What did Plutarch write about Spartan education?

1 Answer

See below on Sparta, Plutarch, and what he wrote.

Explanation:

A bit about Plutarch and Sparta before we get into what he said about Spartan educational practices.

Even in this day and age, the word "spartan" conjures up a feeling of minimalism, of lack of luxury leading to discipline and success, and of a fierce fighting culture. That fascination that we feel for Sparta existed in spades in the ancient world - so much so that often historians would write about Sparta not as it was but as they thought it should be. So much of written Spartan history is written from an idealized point of view.
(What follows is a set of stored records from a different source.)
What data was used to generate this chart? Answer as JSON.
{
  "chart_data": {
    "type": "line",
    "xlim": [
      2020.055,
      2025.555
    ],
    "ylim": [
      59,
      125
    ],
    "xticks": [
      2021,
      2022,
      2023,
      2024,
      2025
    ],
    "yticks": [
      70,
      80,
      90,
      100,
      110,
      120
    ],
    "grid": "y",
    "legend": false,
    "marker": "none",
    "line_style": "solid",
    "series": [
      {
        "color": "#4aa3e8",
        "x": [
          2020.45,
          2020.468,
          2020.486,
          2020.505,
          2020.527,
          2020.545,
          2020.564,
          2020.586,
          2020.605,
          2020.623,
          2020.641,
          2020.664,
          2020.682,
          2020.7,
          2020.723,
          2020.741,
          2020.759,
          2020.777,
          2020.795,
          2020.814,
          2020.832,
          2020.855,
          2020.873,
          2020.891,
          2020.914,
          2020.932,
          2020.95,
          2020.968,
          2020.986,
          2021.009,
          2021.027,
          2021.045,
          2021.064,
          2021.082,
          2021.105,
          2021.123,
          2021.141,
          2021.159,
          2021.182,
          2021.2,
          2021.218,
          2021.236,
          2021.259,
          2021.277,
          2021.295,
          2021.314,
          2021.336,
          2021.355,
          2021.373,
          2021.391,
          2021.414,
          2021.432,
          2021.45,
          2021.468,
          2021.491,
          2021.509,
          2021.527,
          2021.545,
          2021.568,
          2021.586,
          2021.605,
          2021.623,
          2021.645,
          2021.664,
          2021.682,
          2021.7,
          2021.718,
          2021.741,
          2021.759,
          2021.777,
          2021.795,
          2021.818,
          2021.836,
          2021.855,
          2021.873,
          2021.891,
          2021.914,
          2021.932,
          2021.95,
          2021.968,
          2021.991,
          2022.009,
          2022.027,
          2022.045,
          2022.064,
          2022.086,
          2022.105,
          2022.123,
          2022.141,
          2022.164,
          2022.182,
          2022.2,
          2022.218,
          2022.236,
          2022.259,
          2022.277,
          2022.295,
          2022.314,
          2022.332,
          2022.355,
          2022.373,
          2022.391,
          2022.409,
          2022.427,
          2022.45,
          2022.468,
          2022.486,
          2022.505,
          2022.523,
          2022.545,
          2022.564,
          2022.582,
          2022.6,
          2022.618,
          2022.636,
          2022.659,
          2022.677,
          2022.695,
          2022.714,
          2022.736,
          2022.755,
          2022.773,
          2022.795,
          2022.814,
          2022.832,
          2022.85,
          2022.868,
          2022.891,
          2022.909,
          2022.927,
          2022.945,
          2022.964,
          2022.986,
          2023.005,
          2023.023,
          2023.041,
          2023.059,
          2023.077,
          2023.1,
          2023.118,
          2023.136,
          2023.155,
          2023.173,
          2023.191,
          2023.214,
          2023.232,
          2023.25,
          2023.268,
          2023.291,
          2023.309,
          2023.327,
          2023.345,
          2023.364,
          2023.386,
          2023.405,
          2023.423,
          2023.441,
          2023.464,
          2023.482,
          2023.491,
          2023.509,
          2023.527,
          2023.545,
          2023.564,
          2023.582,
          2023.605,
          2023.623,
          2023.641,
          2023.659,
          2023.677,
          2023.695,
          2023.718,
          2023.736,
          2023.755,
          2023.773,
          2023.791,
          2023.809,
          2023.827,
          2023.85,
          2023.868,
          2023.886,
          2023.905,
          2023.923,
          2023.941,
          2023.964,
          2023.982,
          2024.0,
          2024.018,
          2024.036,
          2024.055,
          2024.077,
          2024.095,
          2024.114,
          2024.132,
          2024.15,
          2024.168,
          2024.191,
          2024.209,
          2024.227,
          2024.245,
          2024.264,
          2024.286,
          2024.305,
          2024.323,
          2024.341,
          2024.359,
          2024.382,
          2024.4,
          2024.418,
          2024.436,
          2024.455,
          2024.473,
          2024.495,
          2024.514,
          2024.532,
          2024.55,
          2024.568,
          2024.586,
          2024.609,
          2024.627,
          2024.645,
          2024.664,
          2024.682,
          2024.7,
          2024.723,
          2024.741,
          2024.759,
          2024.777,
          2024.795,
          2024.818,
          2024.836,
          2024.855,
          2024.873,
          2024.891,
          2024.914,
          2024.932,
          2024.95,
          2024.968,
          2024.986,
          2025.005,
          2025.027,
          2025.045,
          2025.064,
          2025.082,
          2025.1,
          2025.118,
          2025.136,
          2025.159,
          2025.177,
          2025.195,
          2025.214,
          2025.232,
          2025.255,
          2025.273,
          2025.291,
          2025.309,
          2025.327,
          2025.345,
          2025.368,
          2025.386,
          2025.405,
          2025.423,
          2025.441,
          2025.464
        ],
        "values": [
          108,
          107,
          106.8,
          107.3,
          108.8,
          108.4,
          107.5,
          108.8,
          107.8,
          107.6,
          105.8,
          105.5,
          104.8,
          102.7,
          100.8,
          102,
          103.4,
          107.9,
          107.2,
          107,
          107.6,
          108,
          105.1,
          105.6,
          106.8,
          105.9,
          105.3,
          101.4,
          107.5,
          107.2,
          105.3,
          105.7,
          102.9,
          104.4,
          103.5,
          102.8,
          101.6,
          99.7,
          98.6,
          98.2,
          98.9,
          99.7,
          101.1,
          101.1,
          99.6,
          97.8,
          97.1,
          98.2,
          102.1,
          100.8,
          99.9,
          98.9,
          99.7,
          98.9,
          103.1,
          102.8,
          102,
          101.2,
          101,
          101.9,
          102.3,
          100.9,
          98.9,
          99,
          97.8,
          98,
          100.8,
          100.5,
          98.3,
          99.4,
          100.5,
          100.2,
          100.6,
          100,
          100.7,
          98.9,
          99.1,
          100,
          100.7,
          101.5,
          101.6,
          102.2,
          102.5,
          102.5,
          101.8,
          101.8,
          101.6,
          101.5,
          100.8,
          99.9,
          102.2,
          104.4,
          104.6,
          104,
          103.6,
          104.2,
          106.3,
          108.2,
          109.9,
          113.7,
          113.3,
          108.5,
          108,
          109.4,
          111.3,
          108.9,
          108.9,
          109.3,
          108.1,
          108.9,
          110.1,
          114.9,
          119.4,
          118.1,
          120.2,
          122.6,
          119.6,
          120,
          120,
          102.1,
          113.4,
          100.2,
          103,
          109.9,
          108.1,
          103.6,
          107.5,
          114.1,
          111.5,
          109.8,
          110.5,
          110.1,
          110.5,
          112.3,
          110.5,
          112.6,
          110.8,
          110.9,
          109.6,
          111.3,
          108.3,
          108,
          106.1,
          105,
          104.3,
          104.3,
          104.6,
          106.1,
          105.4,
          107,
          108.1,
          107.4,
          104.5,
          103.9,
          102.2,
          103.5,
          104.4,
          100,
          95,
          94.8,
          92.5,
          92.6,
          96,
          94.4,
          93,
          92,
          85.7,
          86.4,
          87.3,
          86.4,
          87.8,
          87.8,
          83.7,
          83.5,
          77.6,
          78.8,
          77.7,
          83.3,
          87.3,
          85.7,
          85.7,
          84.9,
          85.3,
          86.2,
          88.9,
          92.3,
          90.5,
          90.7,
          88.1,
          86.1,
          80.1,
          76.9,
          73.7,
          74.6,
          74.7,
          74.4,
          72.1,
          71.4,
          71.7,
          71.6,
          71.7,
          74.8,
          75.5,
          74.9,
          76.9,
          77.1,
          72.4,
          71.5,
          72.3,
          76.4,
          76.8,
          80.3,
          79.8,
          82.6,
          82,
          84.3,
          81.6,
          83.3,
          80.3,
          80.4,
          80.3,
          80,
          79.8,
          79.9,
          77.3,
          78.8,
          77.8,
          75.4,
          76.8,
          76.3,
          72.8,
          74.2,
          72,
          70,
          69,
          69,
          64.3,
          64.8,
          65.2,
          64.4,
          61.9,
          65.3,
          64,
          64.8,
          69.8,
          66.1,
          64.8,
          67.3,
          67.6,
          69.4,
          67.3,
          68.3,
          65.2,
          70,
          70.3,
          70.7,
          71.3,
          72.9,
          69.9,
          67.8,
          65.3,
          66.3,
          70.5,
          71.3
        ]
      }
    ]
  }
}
Another thing to keep in mind is that historians often didn't write their own material but instead drew off the works of earlier historians - who had their viewpoints and biases.

Which brings us to Plutarch. He was writing about a civilization that hadn't existed for hundreds of years and for some events he wrote about, a thousand years separate him from those events. Plutarch was also, given the slant of his writings, someone who idolized the Spartans and their way of being.

So whether or not what Plutarch is actually what happened or in line with Spartan thinking can sometimes be in doubt. Given that, there is no doubt that Sparta had a unique militarized culture that promoted pride, fitness, and bravery, and took equality of the sexes to a further degree than any other culture had before.

Here's some of what Plutarch wrote about Spartan education:

"They learned to read and write for purely practical reasons; but all other forms of education they banned from the country, books and treatises being included in this quite as much as men. All their education was directed toward prompt obedience to authority, stout endurance of hardship, and victory or death in battle."

"It was not allowed them to go abroad, so that they should have nothing to do with foreign ways and undisciplined modes of living."

"They used to make the Helots drunk and exhibit them to the young as a deterrent from excessive drinking."

"Cephisophon, who asserted that he could speak the whole day long on any topic whatsoever, they expelled from the country, saying that the good orator must keep his discourse equal to the subject in hand."